To be truly poor is to acknowledge that we depend on God for everything. To be truly poor is not about how much one has or does not have. That is a very poor description of what is to be truly poor. And that’s because one can have a lot of things and yet know that everything comes from God and is for God and for everybody else.

A truly poor person knows that he is not the absolute owner of whatever he has, even if he is entitled to the right of private ownership. He is at best only a steward tasked to make use of whatever he has to start building the kingdom of God here on earth. A truly poor person has an abiding awareness that he is only a caretaker of the goods of the earth and that he is answerable to God and to everyone for that duty.
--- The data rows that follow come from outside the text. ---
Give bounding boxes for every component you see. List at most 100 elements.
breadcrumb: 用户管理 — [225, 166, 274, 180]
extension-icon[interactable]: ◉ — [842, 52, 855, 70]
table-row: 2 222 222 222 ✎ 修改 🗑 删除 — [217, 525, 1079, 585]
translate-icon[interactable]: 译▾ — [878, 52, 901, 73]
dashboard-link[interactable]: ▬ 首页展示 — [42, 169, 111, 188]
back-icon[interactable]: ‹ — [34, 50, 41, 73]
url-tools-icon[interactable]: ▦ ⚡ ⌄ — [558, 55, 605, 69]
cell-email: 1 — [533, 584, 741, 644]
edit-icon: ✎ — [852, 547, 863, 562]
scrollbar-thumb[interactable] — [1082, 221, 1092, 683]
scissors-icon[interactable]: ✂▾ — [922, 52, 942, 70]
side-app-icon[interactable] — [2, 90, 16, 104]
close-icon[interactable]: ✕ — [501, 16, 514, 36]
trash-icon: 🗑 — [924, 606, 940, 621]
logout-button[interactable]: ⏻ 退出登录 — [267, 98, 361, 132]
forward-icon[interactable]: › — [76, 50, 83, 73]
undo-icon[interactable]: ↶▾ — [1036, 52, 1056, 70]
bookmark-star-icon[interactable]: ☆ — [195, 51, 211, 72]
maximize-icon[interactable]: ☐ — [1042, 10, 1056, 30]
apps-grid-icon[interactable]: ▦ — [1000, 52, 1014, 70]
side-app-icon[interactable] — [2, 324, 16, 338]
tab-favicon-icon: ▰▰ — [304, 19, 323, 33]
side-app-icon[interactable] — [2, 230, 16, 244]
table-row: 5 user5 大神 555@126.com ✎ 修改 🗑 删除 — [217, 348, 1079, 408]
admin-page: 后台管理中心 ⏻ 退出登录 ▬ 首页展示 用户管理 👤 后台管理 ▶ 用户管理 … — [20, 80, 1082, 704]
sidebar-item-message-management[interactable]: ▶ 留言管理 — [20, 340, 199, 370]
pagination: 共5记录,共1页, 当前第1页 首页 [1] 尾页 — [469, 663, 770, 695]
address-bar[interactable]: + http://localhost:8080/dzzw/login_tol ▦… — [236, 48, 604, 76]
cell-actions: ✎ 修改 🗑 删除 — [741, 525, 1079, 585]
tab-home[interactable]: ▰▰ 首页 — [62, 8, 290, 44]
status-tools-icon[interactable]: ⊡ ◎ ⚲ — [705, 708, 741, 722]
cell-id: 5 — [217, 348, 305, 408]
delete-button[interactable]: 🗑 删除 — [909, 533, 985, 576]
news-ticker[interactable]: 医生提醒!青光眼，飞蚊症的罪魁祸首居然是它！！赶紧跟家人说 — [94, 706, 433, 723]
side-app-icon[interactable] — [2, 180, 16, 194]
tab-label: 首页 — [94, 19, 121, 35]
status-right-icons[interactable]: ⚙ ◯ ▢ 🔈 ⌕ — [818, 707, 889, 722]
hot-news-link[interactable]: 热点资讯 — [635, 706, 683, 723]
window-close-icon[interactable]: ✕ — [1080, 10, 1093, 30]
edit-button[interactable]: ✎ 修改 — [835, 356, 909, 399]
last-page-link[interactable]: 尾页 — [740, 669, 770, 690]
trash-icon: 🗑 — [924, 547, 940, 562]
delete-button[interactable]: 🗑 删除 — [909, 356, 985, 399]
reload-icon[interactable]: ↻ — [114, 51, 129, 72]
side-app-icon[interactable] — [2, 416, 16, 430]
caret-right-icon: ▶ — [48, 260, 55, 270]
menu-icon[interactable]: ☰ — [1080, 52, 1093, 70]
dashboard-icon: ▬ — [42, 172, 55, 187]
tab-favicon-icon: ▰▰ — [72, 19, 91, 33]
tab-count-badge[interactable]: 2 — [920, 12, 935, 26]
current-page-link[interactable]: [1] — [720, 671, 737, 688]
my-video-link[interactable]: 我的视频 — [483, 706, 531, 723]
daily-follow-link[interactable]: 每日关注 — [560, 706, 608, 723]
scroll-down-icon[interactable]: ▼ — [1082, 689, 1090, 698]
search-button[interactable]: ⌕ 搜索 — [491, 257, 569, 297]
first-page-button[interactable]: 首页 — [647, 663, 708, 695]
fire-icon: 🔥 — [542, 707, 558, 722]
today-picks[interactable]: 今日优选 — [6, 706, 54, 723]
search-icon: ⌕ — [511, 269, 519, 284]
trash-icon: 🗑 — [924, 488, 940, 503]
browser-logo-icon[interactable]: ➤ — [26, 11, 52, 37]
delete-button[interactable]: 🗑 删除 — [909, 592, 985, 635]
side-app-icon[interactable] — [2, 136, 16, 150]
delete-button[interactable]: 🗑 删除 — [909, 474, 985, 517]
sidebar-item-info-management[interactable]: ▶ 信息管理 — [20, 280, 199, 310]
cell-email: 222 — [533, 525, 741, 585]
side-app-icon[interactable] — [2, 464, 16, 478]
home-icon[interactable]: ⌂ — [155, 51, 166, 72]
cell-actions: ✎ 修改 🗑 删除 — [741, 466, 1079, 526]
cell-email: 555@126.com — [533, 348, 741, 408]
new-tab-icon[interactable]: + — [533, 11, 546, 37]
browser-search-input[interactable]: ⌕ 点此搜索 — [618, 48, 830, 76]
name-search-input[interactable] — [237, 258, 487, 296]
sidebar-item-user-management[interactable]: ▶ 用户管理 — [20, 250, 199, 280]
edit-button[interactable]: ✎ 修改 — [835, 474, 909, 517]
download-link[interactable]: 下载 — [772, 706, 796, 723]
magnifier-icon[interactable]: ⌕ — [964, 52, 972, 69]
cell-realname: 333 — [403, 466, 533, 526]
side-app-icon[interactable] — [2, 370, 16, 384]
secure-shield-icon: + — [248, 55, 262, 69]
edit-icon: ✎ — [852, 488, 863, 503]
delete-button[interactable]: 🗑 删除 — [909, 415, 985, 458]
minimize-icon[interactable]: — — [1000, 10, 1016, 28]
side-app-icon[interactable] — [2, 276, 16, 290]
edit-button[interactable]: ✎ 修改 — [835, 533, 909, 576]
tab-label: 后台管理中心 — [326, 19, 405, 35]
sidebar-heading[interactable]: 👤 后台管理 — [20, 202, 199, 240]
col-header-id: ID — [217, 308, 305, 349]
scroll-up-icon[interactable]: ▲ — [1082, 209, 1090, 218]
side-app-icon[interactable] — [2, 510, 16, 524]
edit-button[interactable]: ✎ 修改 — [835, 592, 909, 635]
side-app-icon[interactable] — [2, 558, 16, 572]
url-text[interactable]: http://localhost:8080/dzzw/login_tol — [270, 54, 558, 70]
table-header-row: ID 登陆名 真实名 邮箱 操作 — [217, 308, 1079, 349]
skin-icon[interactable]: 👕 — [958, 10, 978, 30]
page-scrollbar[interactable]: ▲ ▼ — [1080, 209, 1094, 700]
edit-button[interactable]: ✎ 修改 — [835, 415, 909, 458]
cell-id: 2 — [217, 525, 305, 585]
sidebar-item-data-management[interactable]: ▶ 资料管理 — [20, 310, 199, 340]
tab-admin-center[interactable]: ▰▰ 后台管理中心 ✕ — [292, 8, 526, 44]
In a certain sense, our earthly life can be described as a matter of emptying and filling. That is, emptying of our own selves, our own egos, so we can be filled with God, with love, which is what is proper to us.

In whatever we do, let’s see to it that this business of emptying and filling is the underlying law and principle that is being followed. Failing in that can only mean failing in our ultimate purpose in life, no matter how successful we may appear to be in our work or social and political life, and in the other aspects of life.

We need to adapt and develop the relevant attitude and skills so we can turn this ideal into a working lifestyle. We should not forget that Christ clearly said: ‘If anyone wishes to come after Me, he must deny himself, and take up his cross and follow Me.” (Mt 16,24) That, in a nutshell, is the biblical basis for this business of emptying and filling.

Christ himself, our way, truth and life, lived this principle perfectly by emptying himself so he can be filled with the will of his Father.

St. Paul expressed this fact in this way: “Christ who, though he was in the form of God, did not count equality with God a thing to be grasped, but emptied himself, taking the form of a servant, being born in the likeness of men. And being found in human form he humbled himself and became obedient unto death, even death on a cross.” (Phil 2,5-8)

Christ’s self-emptying cannot be overemphasized. Being the son of God with whom nothing is impossible, he chose to be born poor in a manger and led an austere life all throughout. Even in his impressive moments of preaching and making miracles, he did not want to be treated as a king or some kind of celebrity.

He preached about meekness and humility and lived what he preached. “Learn from me for I am meek and humble of heart,” he said. (Mt 11,29) In the Last Supper, he shocked his apostles when he began to wash their feet and insisted on doing so, despite the protestation of Peter, to give an example for them to follow.

We need to be truly poor to be truly rich in God!